Statistik Bundesamt stellt Zahlen zu Trennungen 2017 vor

Weniger Ehen geschieden

Wiesbaden.Das durchschnittliche Scheidungspaar in Deutschland geht nach 15 Jahren Ehe zum Scheidungsrichter – meist nach einer vorangegangenen Trennungszeit von einem Jahr. Die Frauen waren zu diesem Zeitpunkt 43 Jahre und neun Monate alt, ihre Männer gut drei Jahre älter, wie das Statistische Bundesamt gestern in Wiesbaden über jüngste Zahlen aus dem Jahr 2017 berichtete.

Dabei erreichte die Zahl der Ehescheidungen in Deutschland im vergangenen Jahr ihren niedrigsten Stand seit 25 Jahren.
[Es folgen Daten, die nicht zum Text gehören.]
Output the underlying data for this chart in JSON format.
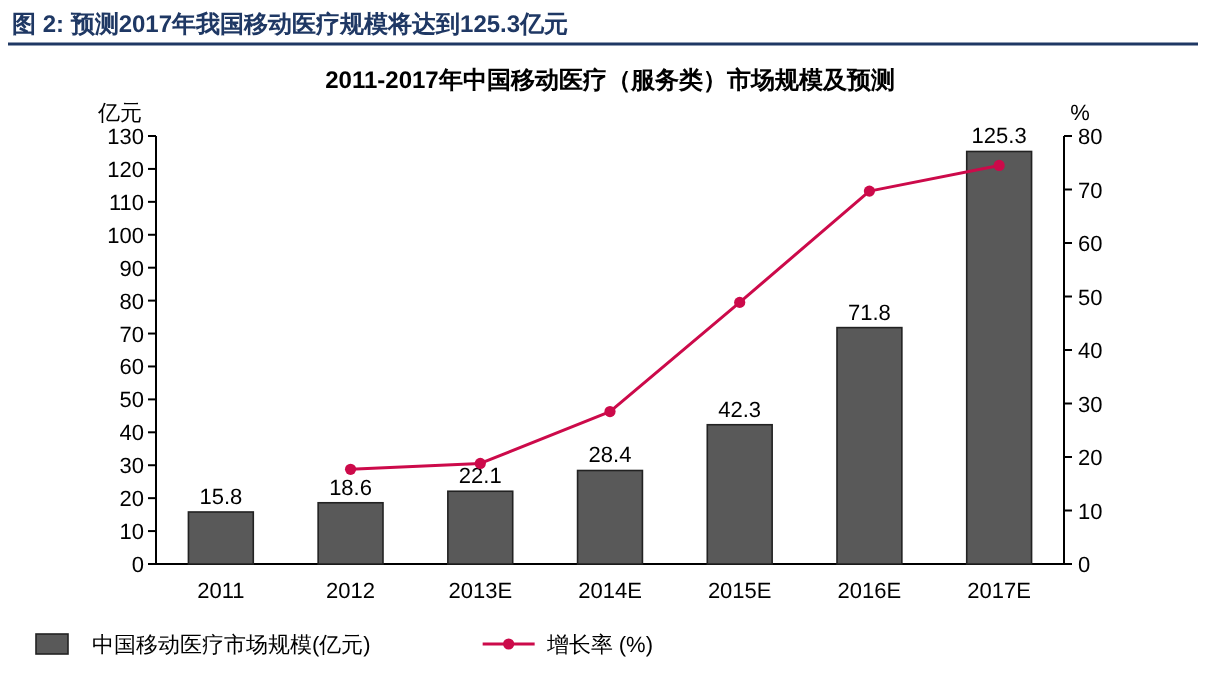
{
  "chart_data": {
    "type": "bar",
    "title": "图 2: 预测2017年我国移动医疗规模将达到125.3亿元",
    "subtitle": "2011-2017年中国移动医疗（服务类）市场规模及预测",
    "ylabel": "亿元",
    "y2label": "%",
    "categories": [
      "2011",
      "2012",
      "2013E",
      "2014E",
      "2015E",
      "2016E",
      "2017E"
    ],
    "series": [
      {
        "name": "中国移动医疗市场规模(亿元)",
        "color": "#595959",
        "values": [
          15.8,
          18.6,
          22.1,
          28.4,
          42.3,
          71.8,
          125.3
        ],
        "value_labels": [
          "15.8",
          "18.6",
          "22.1",
          "28.4",
          "42.3",
          "71.8",
          "125.3"
        ]
      },
      {
        "name": "增长率 (%)",
        "type": "line",
        "axis": "y2",
        "color": "#cc0a4a",
        "marker": "circle",
        "values": [
          null,
          17.7,
          18.8,
          28.5,
          48.9,
          69.7,
          74.5
        ]
      }
    ],
    "ylim": [
      0,
      130
    ],
    "yticks": [
      0,
      10,
      20,
      30,
      40,
      50,
      60,
      70,
      80,
      90,
      100,
      110,
      120,
      130
    ],
    "y2lim": [
      0,
      80
    ],
    "y2ticks": [
      0,
      10,
      20,
      30,
      40,
      50,
      60,
      70,
      80
    ],
    "grid": false,
    "legend": "bottom left"
  }
}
Insgesamt verkündeten Richter mit ihrem Scheidungsbeschluss das endgültige Aus für insgesamt 153 500 Ehen. Das war ein Rückgang um 9000 Scheidungen beziehungsweise um 5,5 Prozent im Vergleich zum Vorjahr. Niedriger als im Jahr 2017 war die Zahl der Scheidungen zuletzt im Jahr 1992 mit 135 000 Fällen. Dabei handelte es sich um absolute Fallzahlen, die nicht in Bezug zur Zahl der Eheschließungen gesetzt werden.

Ende nach sechs Jahren

Nach Angaben der Statistiker lässt sich nicht sagen, ob kriselnde Paare im vergangenen Jahr zurückhaltender bei der Entscheidung über eine Scheidung waren. Denn diejenigen, die ohne Trauschein zusammenleben und sich wieder trennen, sind nicht Teil der Ehescheidungsstatistik, ebenso wenig wie die verpartnerten gleichgeschlechtlichen Paare. Und auch, ob sich die Scheidungsgründe in den vergangenen Jahren verändert haben, ist eine Frage, auf die die statistischen Zahlen keine Antwort geben können. Es bleibt aber dabei, dass mit dem Scheitern von rund jeder dritten Ehe gerechnet werden muss. Dabei kann der endgültige Anteil an Scheidungen für einen Eheschließungsjahrgang erst nach Ablauf einer sehr langen Zeitspanne bestimmt werden, heißt es beim Statistischen Bundesamt. Für die im Jahr 1992 geschlossenen Ehen lag er im Jahr 2017 bei 39,2 Prozent – und er dürfte noch weiter ansteigen, wenn in den kommenden Jahren noch mehr Menschen, die 1992 heirateten, getrennte Wege gehen.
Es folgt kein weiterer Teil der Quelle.